Today is also the day to remember heroism. To celebrate those who looked impossible situations in the eye and said "I can and will do my part." Perhaps not knowing that their actions were extraordinary, or maybe they knew; they did them anyway.
Maybe we don't know what action will take when we're called, maybe we don't know it's impact. But today, this day of remembrance,  can teach us that knowing or not knowing, we need to act.

To all those who've been murdered and all who've been heroes--thank you, you are remembered.

11 April, 2010

Almost there (here?)

Jerusalem...again. Apparently while I am in Israel, I have a desire to blog far more so than when I am in the States. Perhaps the latter will change with this one, as this is going to be a lengthy endeavor.

Here I am. More "אני פה" than "הנני", for now. I've come so far it seems, and yet I haven't even made it to the start line. I've made it through the 'I can't believe I want to be a rabbi' decision process, the application process, through the interview process, through the acceptance process, and there is one of the hiccups. I have been accepted (wohoo), conditionally (boo). Turns out, my Hebrew ability, not so great; not quite good enough to have passed the test the first time around, although very close. Such a small thing as language was not going to keep me from this dream. I find myself in Israel right now, finishing up a 2-wk course with Ulpan Or just before I am scheduled to re-take the exam. I am feeling good, a little nervous, but more-or-less confident in my ability. I am perfectly ok if the results come back and say that I should do pre-ulpan. In fact, I would almost prefer that, because being in Israel for longer can only be a good thing. When I get a little down at my Hebrew skills, I remind myself of my personal timeline regarding the language. Honestly, I am proud of how far I've come.

Recently, HUC has set up a facebook page for upcoming Year-In-Israel students, and on it soon-to-be students are writing introductions about themselves. I am appreciative of the intros prior to meeting in person in a couple months. I find that a connection can evolve and the people in this new community feel less like strangers. As I read these introductions, I am a little intimidated by some of the comments. People who are Jewish-study majors, who have been going to and teaching at camp for over 10yrs.

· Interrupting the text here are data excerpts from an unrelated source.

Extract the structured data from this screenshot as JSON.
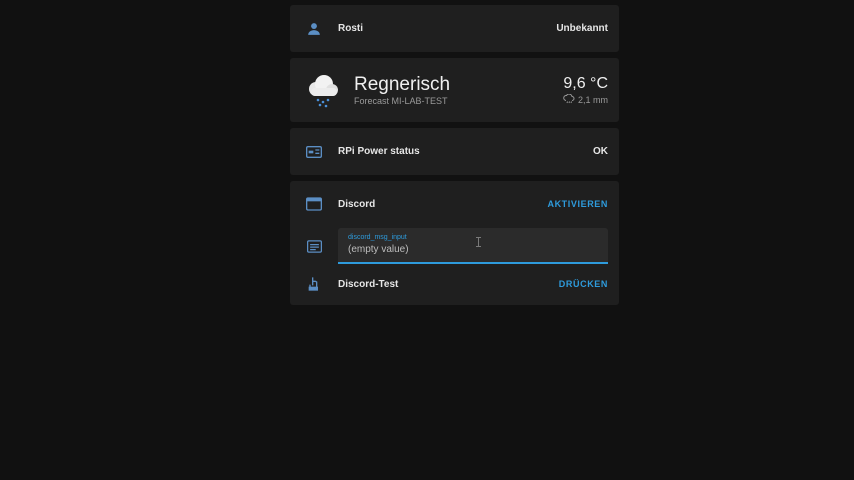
{
  "person": {
    "name": "Rosti",
    "state": "Unbekannt",
    "icon": "account-icon"
  },
  "weather": {
    "condition": "Regnerisch",
    "forecast_name": "Forecast MI-LAB-TEST",
    "temperature": "9,6 °C",
    "precipitation": "2,1 mm",
    "icon": "rainy-cloud-icon"
  },
  "rpi": {
    "name": "RPi Power status",
    "state": "OK",
    "icon": "power-card-icon"
  },
  "discord": {
    "name": "Discord",
    "action": "AKTIVIEREN",
    "icon": "window-icon"
  },
  "msg_input": {
    "label": "discord_msg_input",
    "value": "(empty value)",
    "icon": "text-box-icon"
  },
  "discord_test": {
    "name": "Discord-Test",
    "action": "DRÜCKEN",
    "icon": "gesture-tap-icon"
  },
  "colors": {
    "accent": "#2e9bdc",
    "card": "#1f1f1f",
    "background": "#111111"
  }
}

People who have been going after this dream since adolescents and have laid all the groundwork for it.
Then there is me. I am a scientist. My first career is as an analytical chemist; a career I have been active in for several years. All the learning I have done with Judaism has been outside of a university setting. I owe a huge shout out to the library (and amazaon.com !), to my Hebrew tutor Eti, and especially to the clergy at Har HaShem, my synagogue. Without them, this transition would not have been possible.

And what a transition! As the transition is still in its infancy, I am bogged down with practicalities. Most of which my upcoming classmates can no doubt relate. Get medical paperwork, for me and the cat. Get visa (just for me, he doesn't need one). Make packing list, cut in half, check, double-check, triple check, cut in half again. Look for apartment in Jerusalem--very different than in America, because in Jlem, neighborhood really matters. Come to realization that I must get a roommate (first time for everything I suppose). Keep up with summer HUC reading. Get overseas or internet bank account. And the list goes on and on and on. First priority--pass Hebrew re-take exam.  It is such practicalities which prevent me from being fully here.

The less tangible, non-object oriented tasks, are much harder. Saying goodbye to family, friends, community, home. That will not be easy (nor should it be). Until my first priority (see above) is accomplished, I will not be starting on this part of the transition.

I sit here, in a room in Rechavia, feeling like I am in a dream. Perhaps I am. For next week I will be back in Colorado, back in the lab, back with my friends and this will be a memory. Rather, this moment is a glimpse into the future. For here I will sit in seven weeks, and it will not be a dream and I will really say "הנני".